Expliquer le choix des espèces et les stades de développement y afférents.
Le rat constitue un modèle privilégié pour l’étude de la récupération fonctionnelle de la motricité du membre supérieur après lésion cérébrale et implantation de biomatériaux. En effet, la mobilité et la force du membre antérieur représentent des fonctions motrices essentielles, dont la récupération est déterminante pour l’autonomie des patients cérébrolésés dans les activités de la vie quotidienne.
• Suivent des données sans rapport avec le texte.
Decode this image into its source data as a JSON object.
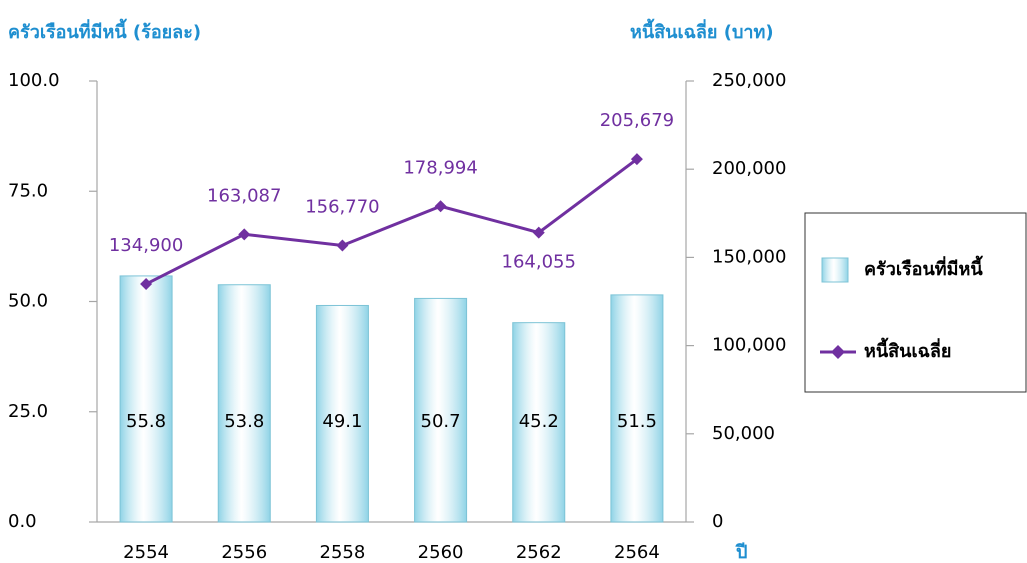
{
  "chart_data": {
    "type": "bar_line",
    "y_title": "ครัวเรือนที่มีหนี้ (ร้อยละ)",
    "y2_title": "หนี้สินเฉลี่ย (บาท)",
    "x_title": "ปี",
    "categories": [
      "2554",
      "2556",
      "2558",
      "2560",
      "2562",
      "2564"
    ],
    "series": [
      {
        "name": "ครัวเรือนที่มีหนี้",
        "type": "bar",
        "color": "#8fd3e6",
        "axis": "y",
        "values": [
          55.8,
          53.8,
          49.1,
          50.7,
          45.2,
          51.5
        ]
      },
      {
        "name": "หนี้สินเฉลี่ย",
        "type": "line",
        "color": "#7030a0",
        "axis": "y2",
        "values": [
          134900,
          163087,
          156770,
          178994,
          164055,
          205679
        ],
        "value_labels": [
          "134,900",
          "163,087",
          "156,770",
          "178,994",
          "164,055",
          "205,679"
        ]
      }
    ],
    "ylim": [
      0,
      100
    ],
    "yticks": [
      {
        "value": 0,
        "label": "0.0"
      },
      {
        "value": 25,
        "label": "25.0"
      },
      {
        "value": 50,
        "label": "50.0"
      },
      {
        "value": 75,
        "label": "75.0"
      },
      {
        "value": 100,
        "label": "100.0"
      }
    ],
    "y2lim": [
      0,
      250000
    ],
    "y2ticks": [
      0,
      {
        "value": 50000,
        "label": "50,000"
      },
      {
        "value": 100000,
        "label": "100,000"
      },
      {
        "value": 150000,
        "label": "150,000"
      },
      {
        "value": 200000,
        "label": "200,000"
      },
      {
        "value": 250000,
        "label": "250,000"
      }
    ],
    "grid": false,
    "legend": "right"
  }
}
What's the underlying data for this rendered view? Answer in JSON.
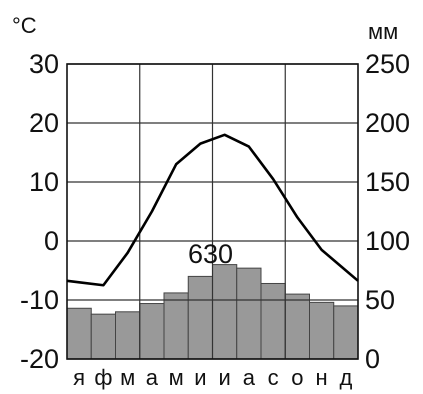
{
  "chart_data": {
    "type": "bar",
    "title": "",
    "categories": [
      "я",
      "ф",
      "м",
      "а",
      "м",
      "и",
      "и",
      "а",
      "с",
      "о",
      "н",
      "д"
    ],
    "left_axis": {
      "unit": "°C",
      "ylim": [
        -20,
        30
      ],
      "ticks": [
        "30",
        "20",
        "10",
        "0",
        "-10",
        "-20"
      ]
    },
    "right_axis": {
      "unit": "мм",
      "ylim": [
        0,
        250
      ],
      "ticks": [
        "250",
        "200",
        "150",
        "100",
        "50",
        "0"
      ]
    },
    "series": [
      {
        "type": "line",
        "axis": "left",
        "unit": "°C",
        "values": [
          -7,
          -7.5,
          -2,
          5,
          13,
          16.5,
          18,
          16,
          10.5,
          4,
          -1.5,
          -5
        ]
      },
      {
        "type": "bar",
        "axis": "right",
        "unit": "мм",
        "values": [
          43,
          38,
          40,
          47,
          56,
          70,
          80,
          77,
          64,
          55,
          48,
          45
        ]
      }
    ],
    "annotations": [
      {
        "text": "630"
      }
    ],
    "grid": true,
    "colors": {
      "bar": "#999999",
      "line": "#000000",
      "grid": "#333333"
    }
  }
}
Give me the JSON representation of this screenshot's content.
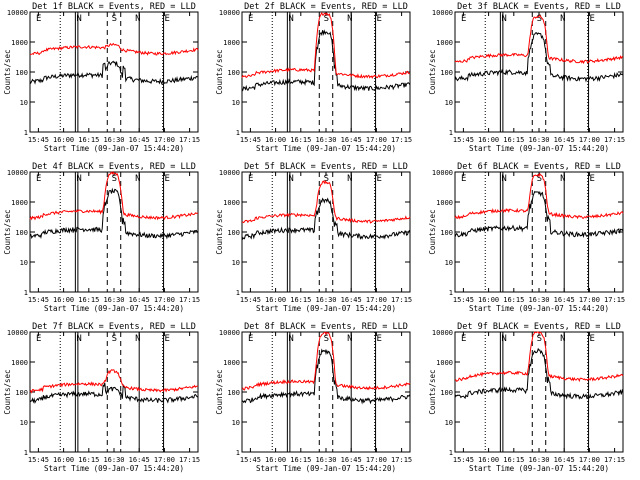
{
  "chart_data": {
    "type": "line",
    "layout": "3x3 grid",
    "scale": "log-y",
    "ylim": [
      1,
      10000
    ],
    "xlabel": "Start Time (09-Jan-07 15:44:20)",
    "ylabel": "Counts/sec",
    "xticks": [
      "15:45",
      "16:00",
      "16:15",
      "16:30",
      "16:45",
      "17:00",
      "17:15"
    ],
    "yticks": [
      "1",
      "10",
      "100",
      "1000",
      "10000"
    ],
    "series_colors": {
      "events": "#000000",
      "lld": "#ff0000"
    },
    "markers": {
      "E": "E",
      "S": "S",
      "N": "N"
    },
    "panels": [
      {
        "title": "Det 1f BLACK = Events, RED = LLD",
        "events_base": 65,
        "lld_base": 550,
        "peak": 800
      },
      {
        "title": "Det 2f BLACK = Events, RED = LLD",
        "events_base": 38,
        "lld_base": 95,
        "peak": 9000
      },
      {
        "title": "Det 3f BLACK = Events, RED = LLD",
        "events_base": 80,
        "lld_base": 300,
        "peak": 7000
      },
      {
        "title": "Det 4f BLACK = Events, RED = LLD",
        "events_base": 100,
        "lld_base": 400,
        "peak": 9000
      },
      {
        "title": "Det 5f BLACK = Events, RED = LLD",
        "events_base": 95,
        "lld_base": 300,
        "peak": 4500
      },
      {
        "title": "Det 6f BLACK = Events, RED = LLD",
        "events_base": 110,
        "lld_base": 420,
        "peak": 8000
      },
      {
        "title": "Det 7f BLACK = Events, RED = LLD",
        "events_base": 70,
        "lld_base": 150,
        "peak": 500
      },
      {
        "title": "Det 8f BLACK = Events, RED = LLD",
        "events_base": 70,
        "lld_base": 180,
        "peak": 9000
      },
      {
        "title": "Det 9f BLACK = Events, RED = LLD",
        "events_base": 95,
        "lld_base": 350,
        "peak": 9500
      }
    ]
  }
}
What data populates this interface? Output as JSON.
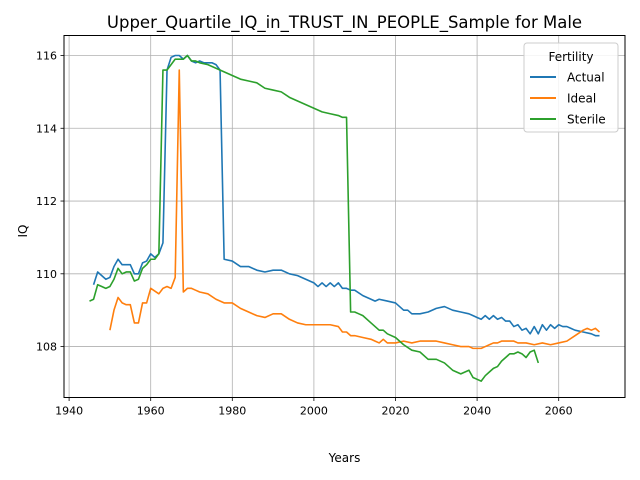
{
  "chart_data": {
    "type": "line",
    "title": "Upper_Quartile_IQ_in_TRUST_IN_PEOPLE_Sample for Male",
    "xlabel": "Years",
    "ylabel": "IQ",
    "xlim": [
      1938.75,
      2076.25
    ],
    "ylim": [
      106.6,
      116.55
    ],
    "xticks": [
      1940,
      1960,
      1980,
      2000,
      2020,
      2040,
      2060
    ],
    "yticks": [
      108,
      110,
      112,
      114,
      116
    ],
    "grid": true,
    "legend": {
      "title": "Fertility",
      "placement": "top-right"
    },
    "series": [
      {
        "name": "Actual",
        "color": "#1f77b4",
        "x": [
          1946,
          1947,
          1948,
          1949,
          1950,
          1951,
          1952,
          1953,
          1954,
          1955,
          1956,
          1957,
          1958,
          1959,
          1960,
          1961,
          1962,
          1963,
          1964,
          1965,
          1966,
          1967,
          1968,
          1969,
          1970,
          1971,
          1972,
          1973,
          1974,
          1975,
          1976,
          1977,
          1978,
          1980,
          1982,
          1984,
          1986,
          1988,
          1990,
          1992,
          1994,
          1996,
          1998,
          2000,
          2001,
          2002,
          2003,
          2004,
          2005,
          2006,
          2007,
          2008,
          2009,
          2010,
          2012,
          2014,
          2015,
          2016,
          2018,
          2020,
          2021,
          2022,
          2023,
          2024,
          2025,
          2026,
          2028,
          2030,
          2032,
          2034,
          2036,
          2038,
          2039,
          2040,
          2041,
          2042,
          2043,
          2044,
          2045,
          2046,
          2047,
          2048,
          2049,
          2050,
          2051,
          2052,
          2053,
          2054,
          2055,
          2056,
          2057,
          2058,
          2059,
          2060,
          2061,
          2062,
          2063,
          2064,
          2066,
          2068,
          2069,
          2070
        ],
        "y": [
          109.7,
          110.05,
          109.95,
          109.85,
          109.9,
          110.2,
          110.4,
          110.25,
          110.25,
          110.25,
          110.0,
          110.0,
          110.3,
          110.35,
          110.55,
          110.45,
          110.55,
          110.85,
          115.6,
          115.95,
          116.0,
          116.0,
          115.9,
          116.0,
          115.85,
          115.8,
          115.85,
          115.8,
          115.8,
          115.8,
          115.75,
          115.6,
          110.4,
          110.35,
          110.2,
          110.2,
          110.1,
          110.05,
          110.1,
          110.1,
          110.0,
          109.95,
          109.85,
          109.75,
          109.65,
          109.75,
          109.65,
          109.75,
          109.65,
          109.75,
          109.6,
          109.6,
          109.55,
          109.55,
          109.4,
          109.3,
          109.25,
          109.3,
          109.25,
          109.2,
          109.1,
          109.0,
          109.0,
          108.9,
          108.9,
          108.9,
          108.95,
          109.05,
          109.1,
          109.0,
          108.95,
          108.9,
          108.85,
          108.8,
          108.75,
          108.85,
          108.75,
          108.85,
          108.75,
          108.8,
          108.7,
          108.7,
          108.55,
          108.6,
          108.45,
          108.5,
          108.35,
          108.55,
          108.35,
          108.6,
          108.45,
          108.6,
          108.5,
          108.6,
          108.55,
          108.55,
          108.5,
          108.45,
          108.4,
          108.35,
          108.3,
          108.3
        ]
      },
      {
        "name": "Ideal",
        "color": "#ff7f0e",
        "x": [
          1950,
          1951,
          1952,
          1953,
          1954,
          1955,
          1956,
          1957,
          1958,
          1959,
          1960,
          1962,
          1963,
          1964,
          1965,
          1966,
          1967,
          1968,
          1969,
          1970,
          1971,
          1972,
          1974,
          1976,
          1978,
          1980,
          1982,
          1984,
          1986,
          1988,
          1990,
          1992,
          1994,
          1996,
          1998,
          2000,
          2002,
          2004,
          2006,
          2007,
          2008,
          2009,
          2010,
          2012,
          2014,
          2015,
          2016,
          2017,
          2018,
          2020,
          2022,
          2024,
          2026,
          2028,
          2030,
          2032,
          2034,
          2036,
          2038,
          2039,
          2040,
          2041,
          2042,
          2043,
          2044,
          2045,
          2046,
          2047,
          2048,
          2049,
          2050,
          2052,
          2054,
          2056,
          2058,
          2060,
          2062,
          2064,
          2066,
          2067,
          2068,
          2069,
          2070
        ],
        "y": [
          108.45,
          109.0,
          109.35,
          109.2,
          109.15,
          109.15,
          108.65,
          108.65,
          109.2,
          109.2,
          109.6,
          109.45,
          109.6,
          109.65,
          109.6,
          109.9,
          115.6,
          109.5,
          109.6,
          109.6,
          109.55,
          109.5,
          109.45,
          109.3,
          109.2,
          109.2,
          109.05,
          108.95,
          108.85,
          108.8,
          108.9,
          108.9,
          108.75,
          108.65,
          108.6,
          108.6,
          108.6,
          108.6,
          108.55,
          108.4,
          108.4,
          108.3,
          108.3,
          108.25,
          108.2,
          108.15,
          108.1,
          108.2,
          108.1,
          108.1,
          108.15,
          108.1,
          108.15,
          108.15,
          108.15,
          108.1,
          108.05,
          108.0,
          108.0,
          107.95,
          107.95,
          107.95,
          108.0,
          108.05,
          108.1,
          108.1,
          108.15,
          108.15,
          108.15,
          108.15,
          108.1,
          108.1,
          108.05,
          108.1,
          108.05,
          108.1,
          108.15,
          108.3,
          108.45,
          108.5,
          108.45,
          108.5,
          108.4
        ]
      },
      {
        "name": "Sterile",
        "color": "#2ca02c",
        "x": [
          1945,
          1946,
          1947,
          1948,
          1949,
          1950,
          1951,
          1952,
          1953,
          1954,
          1955,
          1956,
          1957,
          1958,
          1959,
          1960,
          1961,
          1962,
          1963,
          1964,
          1965,
          1966,
          1967,
          1968,
          1969,
          1970,
          1971,
          1972,
          1974,
          1976,
          1978,
          1980,
          1982,
          1984,
          1986,
          1988,
          1990,
          1992,
          1994,
          1996,
          1998,
          2000,
          2002,
          2004,
          2006,
          2007,
          2008,
          2009,
          2010,
          2011,
          2012,
          2014,
          2016,
          2017,
          2018,
          2020,
          2022,
          2024,
          2026,
          2028,
          2030,
          2032,
          2034,
          2036,
          2038,
          2039,
          2040,
          2041,
          2042,
          2043,
          2044,
          2045,
          2046,
          2047,
          2048,
          2049,
          2050,
          2051,
          2052,
          2053,
          2054,
          2055
        ],
        "y": [
          109.25,
          109.3,
          109.7,
          109.65,
          109.6,
          109.65,
          109.85,
          110.15,
          110.0,
          110.05,
          110.05,
          109.8,
          109.85,
          110.15,
          110.25,
          110.4,
          110.4,
          110.55,
          115.6,
          115.6,
          115.75,
          115.9,
          115.9,
          115.9,
          116.0,
          115.85,
          115.85,
          115.8,
          115.75,
          115.65,
          115.55,
          115.45,
          115.35,
          115.3,
          115.25,
          115.1,
          115.05,
          115.0,
          114.85,
          114.75,
          114.65,
          114.55,
          114.45,
          114.4,
          114.35,
          114.3,
          114.3,
          108.95,
          108.95,
          108.9,
          108.85,
          108.65,
          108.45,
          108.45,
          108.35,
          108.25,
          108.05,
          107.9,
          107.85,
          107.65,
          107.65,
          107.55,
          107.35,
          107.25,
          107.35,
          107.15,
          107.1,
          107.05,
          107.2,
          107.3,
          107.4,
          107.45,
          107.6,
          107.7,
          107.8,
          107.8,
          107.85,
          107.8,
          107.7,
          107.85,
          107.9,
          107.55
        ]
      }
    ]
  }
}
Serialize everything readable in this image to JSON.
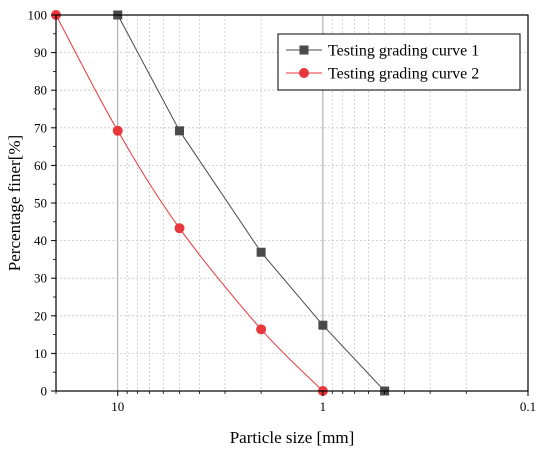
{
  "chart_data": {
    "type": "line",
    "title": "",
    "xlabel": "Particle size [mm]",
    "ylabel": "Percentage finer[%]",
    "x_scale": "log",
    "x_reversed": true,
    "xlim": [
      20,
      0.1
    ],
    "ylim": [
      0,
      100
    ],
    "x_ticks": [
      10,
      1,
      0.1
    ],
    "x_tick_labels": [
      "10",
      "1",
      "0.1"
    ],
    "y_ticks": [
      0,
      10,
      20,
      30,
      40,
      50,
      60,
      70,
      80,
      90,
      100
    ],
    "y_tick_labels": [
      "0",
      "10",
      "20",
      "30",
      "40",
      "50",
      "60",
      "70",
      "80",
      "90",
      "100"
    ],
    "grid": true,
    "legend_position": "top-right",
    "series": [
      {
        "name": "Testing grading curve 1",
        "color": "#4a4a4a",
        "marker": "square",
        "x": [
          10,
          5,
          2,
          1,
          0.5
        ],
        "y": [
          100,
          69.2,
          36.9,
          17.5,
          0
        ]
      },
      {
        "name": "Testing grading curve 2",
        "color": "#e8383d",
        "marker": "circle",
        "x": [
          20,
          10,
          5,
          2,
          1
        ],
        "y": [
          100,
          69.2,
          43.3,
          16.4,
          0
        ]
      }
    ]
  }
}
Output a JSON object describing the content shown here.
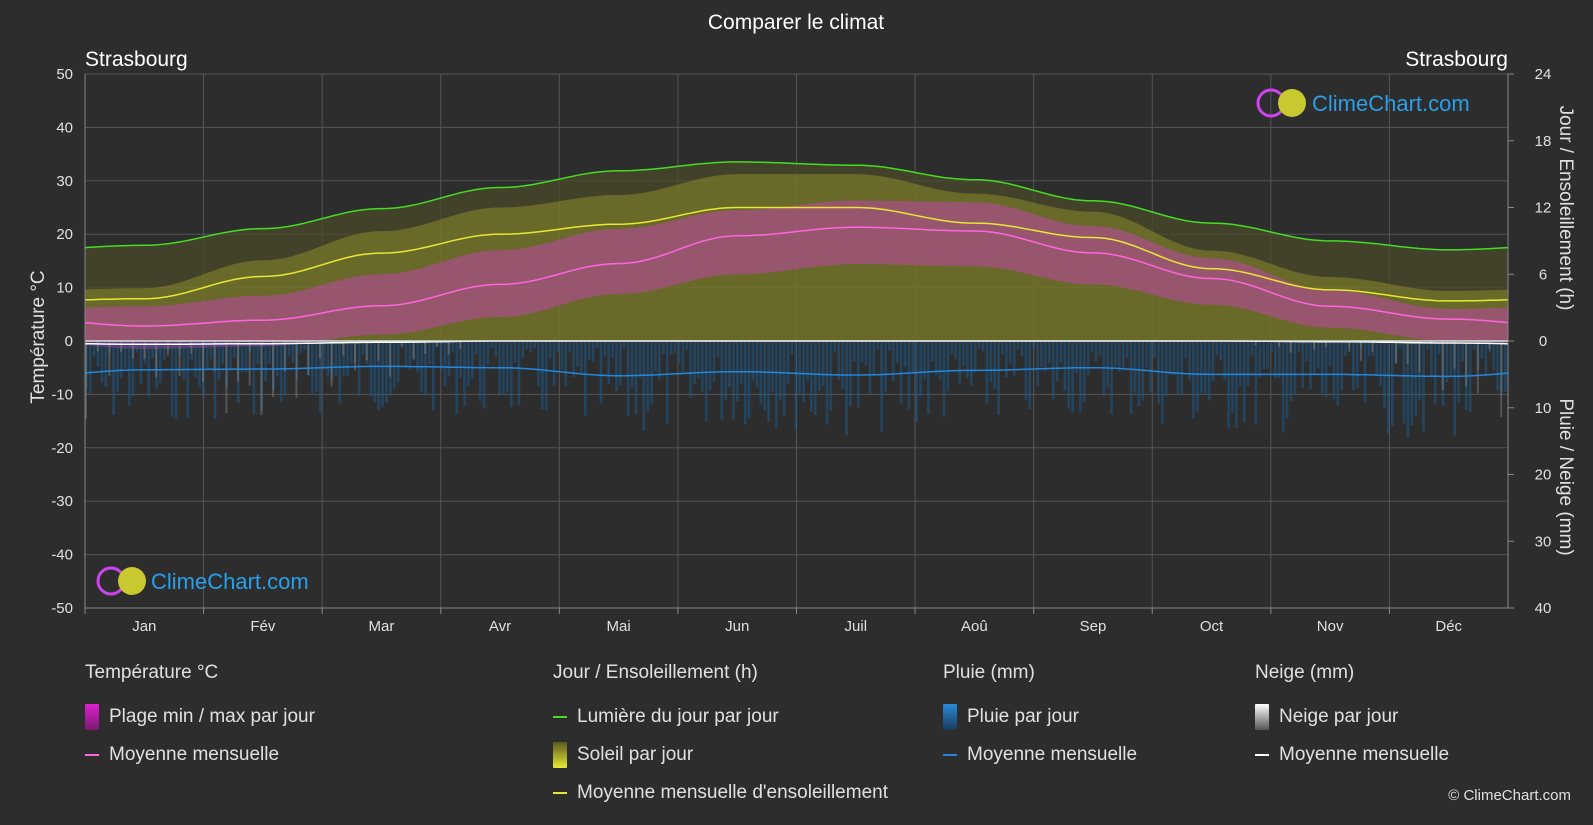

De plus, des tests comportementaux validés et adaptés chez le rat permettent d’évaluer l’amplitude des mouvements, la force musculaire ainsi que la sensibilité des membres supérieurs. Enfin, le suivi longitudinal de la progression tissulaire est réalisé grâce à des examens d’imagerie (IRM) non invasifs, indolores et pratiqués sous anesthésie, garantissant le bien-être de l’animal. Pour l’IRM, la taille du cerveau de rat est privilégiée par rapport à la souris. Les expériences sont conduites sur des animaux adultes âgés d’environ 3 mois, ce qui correspond à l’âge adulte chez l’homme et se rapproche de la tranche d’âge à laquelle surviennent majoritairement les AVC ischémiques.